Пан Праведный, едва лишь нанеся удар, тут же отскочил назад, скрываясь в белом мареве вьюги. Он пользовался преимуществом: Жаки, желая защитить госпожу, оказалась вынуждена остаться на месте, а вот её противник мог себе позволить хоть сбежать, хоть сменить позицию для удара с иного направления.
— Не беспокойтесь, госпожа! Перерождайтесь, если оно потребуется! Я уверена, что вы будете замечательной богиней! Жестокой, но замечательной! Я буду стоять до последнего и, если потребуется, погибну… но никто никогда не сможет сказать, что я не исполняю свой долг.
Последние слова были сказаны уже достаточно тихо, чтобы потонуть в вое вьюги, но Броня сумела их расслышать, ведь Жаклин, чтобы иметь возможность лучше охранять сюзерена, подошла поближе. Буквально в упор. Теперь ей уже не требовалось тянуться и устанавливать щит на определённом расстоянии от себя, чтобы прикрыть госпожу от атаки.
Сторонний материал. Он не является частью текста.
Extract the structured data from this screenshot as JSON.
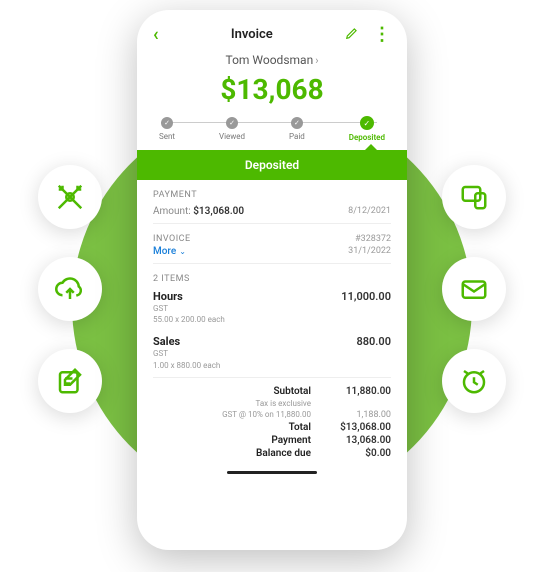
{
  "header": {
    "title": "Invoice",
    "customer": "Tom Woodsman",
    "amount": "$13,068"
  },
  "steps": [
    {
      "label": "Sent",
      "state": "done"
    },
    {
      "label": "Viewed",
      "state": "done"
    },
    {
      "label": "Paid",
      "state": "done"
    },
    {
      "label": "Deposited",
      "state": "current"
    }
  ],
  "ribbon": "Deposited",
  "payment": {
    "title": "PAYMENT",
    "amount_label": "Amount:",
    "amount": "$13,068.00",
    "date": "8/12/2021"
  },
  "invoice": {
    "title": "INVOICE",
    "more": "More",
    "number": "#328372",
    "date": "31/1/2022"
  },
  "items_title": "2 ITEMS",
  "items": [
    {
      "name": "Hours",
      "tax": "GST",
      "each": "55.00 x 200.00 each",
      "price": "11,000.00"
    },
    {
      "name": "Sales",
      "tax": "GST",
      "each": "1.00 x 880.00 each",
      "price": "880.00"
    }
  ],
  "totals": {
    "subtotal_label": "Subtotal",
    "subtotal": "11,880.00",
    "tax_label": "Tax is exclusive",
    "tax_sub": "GST @ 10% on 11,880.00",
    "tax": "1,188.00",
    "total_label": "Total",
    "total": "$13,068.00",
    "payment_label": "Payment",
    "payment": "13,068.00",
    "balance_label": "Balance due",
    "balance": "$0.00"
  }
}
Богиня не удержалась и подняла руку. Она хотела уже погладить самоотверженную дворянку по голове, но не успела: француженка резко вскинула щит, поймала на него три проклятья, а затем вложила всю энергию оборонительного контура в единственную контратаку и вновь пересобрала столь необходимый ей щит.
Броня опустила руку.
Она поняла, что на самом деле нужно Жаклин. Осознала. И не стала вмешиваться.
Потому что если госпожа вмешается, француженка так никогда и не перерастёт себя. Не обретёт уверенность.
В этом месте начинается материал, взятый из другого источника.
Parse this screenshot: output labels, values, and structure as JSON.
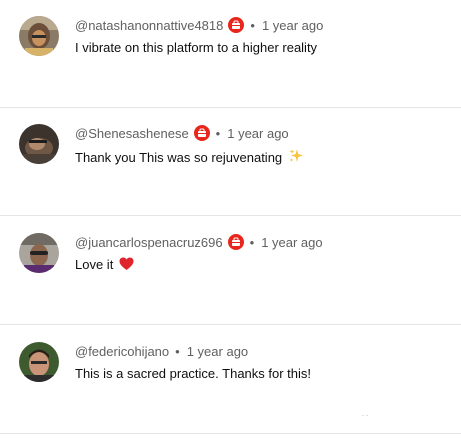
{
  "comments": [
    {
      "handle": "@natashanonnattive4818",
      "member_badge": true,
      "separator": "•",
      "time": "1 year ago",
      "text": "I vibrate on this platform to a higher reality",
      "avatar_icon": "avatar-natasha"
    },
    {
      "handle": "@Shenesashenese",
      "member_badge": true,
      "separator": "•",
      "time": "1 year ago",
      "text": "Thank you This was so rejuvenating",
      "emoji": "sparkles-icon",
      "avatar_icon": "avatar-shenesa"
    },
    {
      "handle": "@juancarlospenacruz696",
      "member_badge": true,
      "separator": "•",
      "time": "1 year ago",
      "text": "Love it",
      "emoji": "red-heart-icon",
      "avatar_icon": "avatar-juancarlos"
    },
    {
      "handle": "@federicohijano",
      "member_badge": false,
      "separator": "•",
      "time": "1 year ago",
      "text": "This is a sacred practice. Thanks for this!",
      "avatar_icon": "avatar-federico"
    }
  ],
  "colors": {
    "badge": "#e8261c",
    "muted": "#606060",
    "divider": "#e5e5e5",
    "text": "#0f0f0f"
  }
}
Есть битвы за жизнь. Есть битвы за любовь. Жаки сейчас сражалась за гордость.
И битву эту нельзя назвать лёгкой. Ведь подчинённая была приверженцем классической магической школы, которая предполагала активное маневрирование и использование особенностей местности для защиты. Практикующие этот вид боевого искусства некромаги никогда и не собирались стоять столбом на месте, без доспехов, вооружённые одной лишь волшебной палочкой.
Но Жаклин была вынуждена именно что стоять столбом, да ещё и прикрывать не только себя, но и госпожу. Не то, чтобы в Форгерии не умели оживлять трупы. И не то, чтобы кто-то стал бы винить француженку, если бы она сейчас просто отхватила бы своему сюзерену конечность, да бросилась бы с ней бежать прочь к поместью Маллоев или храму. Но блондинка видимо решила, что прерывать процесс перерождения госпожи в божество, пусть даже на штатную процедуру “смерть-воскрешение”, также неразумно, как перезагружать компьютер прямо во время обновления операционной системы.
По крайней мере, это вполне могло сгодиться за рационализацию желания превозмочь противника сильного и коварного, навязывающего сражение в односторонне невыносимых условиях.
В итоге бой не выглядел хоть сколько-нибудь зрелищно, несмотря на то, сколь сложная задача стояла перед Жаклин. Слечна Кюсо, по сути, просто отражала атаку, прилетевшую со случайного направления, выдавала пару проклятий вслепую, возможно снабжая их контуром самонаведения, после чего вновь занимала выжидающую позицию, скользя по округе внимательным взглядом голубых очей. И каким только образом она умудрялась разглядеть в этой пелене движение врага? И почему не атаковала до тех пор, пока Мец не выдаст пачку проклятий первым?
Ответ к Броне пришёл не сразу. Но явившись, он заставил посмотреть на схватку с иной перспективы. Увидеть в Жаки не просто милого обиженного щеночка, ждущего похвалы от тех, кто сильней, а опасного некромага, каковым она, на самом деле, являлась. Эта шапочка с легкомысленными завязочками была натянута на головку коварную и хитрую.
Ведь вся тактика Жаклин была направлена на изматывание противника. Не физическое или моральное, а магическое.
Ведь в рукоятке его меча праха помещалось меньше, чем в державе француженки. Девушка просто имитировала неуверенность, стараясь играть экономно и осторожно, вместо привычной Броне тактики, нацеленной на скоростное сближение с противником и короткую кровавую схватку.